The Empower Units, Empower Class A Shares and Empower Public Warrants are currently listed on the New York
Stock Exchange (NYSE) under the symbols EMPW.U, EMPW and EMPW WS, respectively. New Holley will apply for listing, to be effective at the time of the Business Combination, of Domestication Common Stock
and Domestication Public Warrants on the NYSE under the proposed symbols HLLY and HLLY WS, respectively. It is a condition of the consummation of the Business Combination that Empower receive confirmation from NYSE that the
Domestication Common Stock and Domestication Public Warrants have been approved for listing on NYSE. There can be no assurance such listing condition will be met. If such listing condition is not met, the Business Combination will not be consummated
unless such listing condition is waived by the applicable parties.
This proxy
statement/prospectus provides shareholders of Empower with detailed information about the proposed Business Combination and other matters to be considered at the extraordinary general meeting of Empower. We encourage you to read this entire
document, including the Annexes and other documents referred to herein, carefully and in their entirety. You should also carefully consider the risk factors described in the section titled Risk
Factors of this proxy statement/prospectus.
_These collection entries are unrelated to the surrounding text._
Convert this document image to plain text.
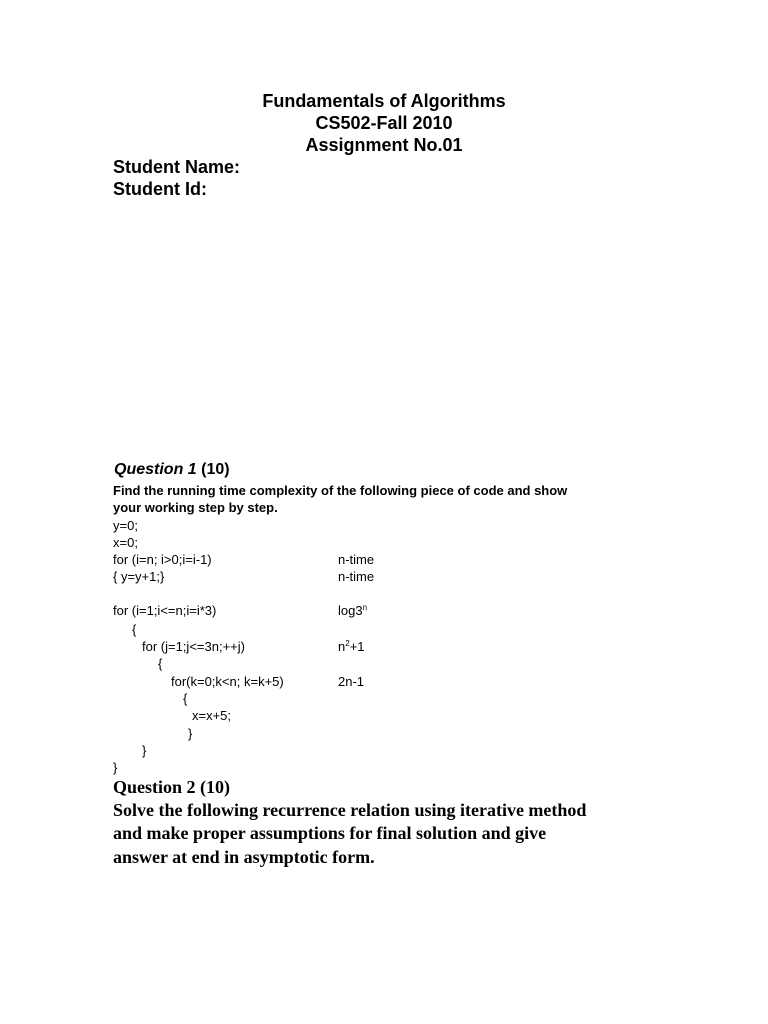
Fundamentals of Algorithms
CS502-Fall 2010
Assignment No.01
Student Name:
Student Id:
Question 1 (10)
Find the running time complexity of the following piece of code and show
your working step by step.
y=0;
x=0;
for (i=n; i>0;i=i-1)
{ y=y+1;}
for (i=1;i<=n;i=i*3)
{
for (j=1;j<=3n;++j)
{
for(k=0;k<n; k=k+5)
{
x=x+5;
}
}
}
n-time
n-time
log3$^n$
$n^2+1$
2n-1
Question 2 (10)
Solve the following recurrence relation using iterative method
and make proper assumptions for final solution and give
answer at end in asymptotic form.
NEITHER THE SECURITIES AND EXCHANGE COMMISSION NOR ANY STATE
SECURITIES REGULATORY AGENCY HAS APPROVED OR DISAPPROVED THE TRANSACTIONS DESCRIBED IN THIS PROXY STATEMENT/PROSPECTUS, PASSED UPON THE MERITS OR FAIRNESS OF THE BUSINESS COMBINATION OR RELATED TRANSACTIONS OR PASSED UPON THE ADEQUACY OR ACCURACY OF
THE DISCLOSURE IN THIS PROXY STATEMENT/PROSPECTUS. ANY REPRESENTATION TO THE CONTRARY CONSTITUTES A CRIMINAL OFFENSE.